Have you ever made peas and carrots for dinner and put them on your child’s plate? If you have, then you now know the many ways children will hide these green and orange pieces from their plates. They will lose them on the floor. They will feed them to the dog. They will hide them in their napkin. They will scoot them under another item on their plate. Kids will try just about anything to not eat the peas and carrots sitting in front of them.
Take those same veggies and add them to fried rice or to fettuccine alfredo and all of a sudden kids gobble them down.
We love dips in my house. I make spinach dip, artichoke dip, broccoli dip and a cauliflower dip. Here are a few recipes for dips that my kids have enjoyed over the years:
1/2 head cauliflower
1 green onion with top, chopped into 1 inch pieces
3 tablespoons sour cream (you can also use yogurt or mayonnaise)
2 tablespoons ranch dressing mix (powder)
Break cauliflower into florets, for cooking. In medium saucepan, bring about 1 1/2 inches of water to a boil. Add cauliflower, cover and simmer until tender, about 15 minutes. Run under cold water to stop the cooking; drain well.

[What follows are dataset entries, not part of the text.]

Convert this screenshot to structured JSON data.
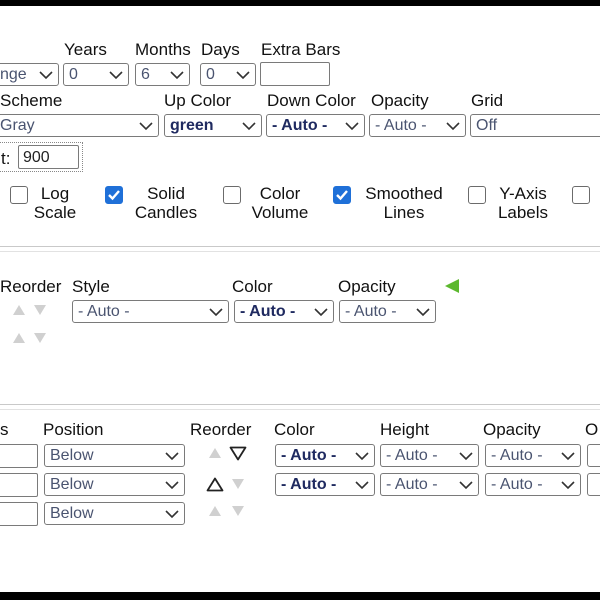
{
  "range_section": {
    "range_value": "nge",
    "labels": {
      "years": "Years",
      "months": "Months",
      "days": "Days",
      "extra_bars": "Extra Bars"
    },
    "years": "0",
    "months": "6",
    "days": "0",
    "extra_bars": ""
  },
  "scheme_section": {
    "labels": {
      "scheme": "Scheme",
      "up_color": "Up Color",
      "down_color": "Down Color",
      "opacity": "Opacity",
      "grid": "Grid"
    },
    "scheme": "Gray",
    "up_color": "green",
    "down_color": "- Auto -",
    "opacity": "- Auto -",
    "grid": "Off",
    "height_label": "t:",
    "height_value": "900"
  },
  "options": [
    {
      "line1": "Log",
      "line2": "Scale",
      "checked": false
    },
    {
      "line1": "Solid",
      "line2": "Candles",
      "checked": true
    },
    {
      "line1": "Color",
      "line2": "Volume",
      "checked": false
    },
    {
      "line1": "Smoothed",
      "line2": "Lines",
      "checked": true
    },
    {
      "line1": "Y-Axis",
      "line2": "Labels",
      "checked": false
    }
  ],
  "overlays": {
    "headers": {
      "reorder": "Reorder",
      "style": "Style",
      "color": "Color",
      "opacity": "Opacity"
    },
    "style": "- Auto -",
    "color": "- Auto -",
    "opacity": "- Auto -"
  },
  "indicators": {
    "headers": {
      "params": "s",
      "position": "Position",
      "reorder": "Reorder",
      "color": "Color",
      "height": "Height",
      "opacity": "Opacity",
      "other": "O"
    },
    "rows": [
      {
        "position": "Below",
        "color": "- Auto -",
        "height": "- Auto -",
        "opacity": "- Auto -"
      },
      {
        "position": "Below",
        "color": "- Auto -",
        "height": "- Auto -",
        "opacity": "- Auto -"
      },
      {
        "position": "Below"
      }
    ]
  },
  "colors": {
    "accent_green": "#5cb82e",
    "checkbox_blue": "#1f70d8"
  }
}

In a food processor, puree cauliflower and green onion until smooth. Add the sour cream and dressing mix. Process 1 minute. Put into a serving dish and chill before serving.
1 package frozen spinach, thawed, drained and squeezed
1/2 cup chopped parsley or parsley flakes
1/2 cup green onion, chopped
1/2 teaspoon dill seed
1 teaspoon seasoned salt
1 cup mayonnaise
1 cup sour cream
2 tablespoons lemon juice
Mix all ingredients and chill overnight so flavors can blend.
Note: I use both light sour cream and light mayonnaise and it’s still delicious.
And finally, a very simple artichoke dip:
8 ounces shredded mozzarella cheese
8 ounces shredded Monterey Jack
1/2 cup mayonnaise
1 can artichoke hearts, drained
Cut artichoke hearts into small pieces. Mix all ingredients together. Bake at 350 degrees, about 25 minutes until melted and lightly browned.
Another favorite way to help kids eat vegetables is to put the vegetables into a marinara sauce. Cut the vegetables up fairly small. They will add a wonderful flavor to the sauce and the sauce will be nutritious for the kids. The sauce can go over any type of noodle. It can also be poured over cooked fish or chicken.
My final suggestion is to start a vegetable garden. Kids love to eat what they themselves have grown. When the child has helped water, weed and cultivate the garden, it is so much fun for them to pick the vegetables and then eat them. They are so proud to eat their own work.
These are just a few alternative to peas and carrots on a plate.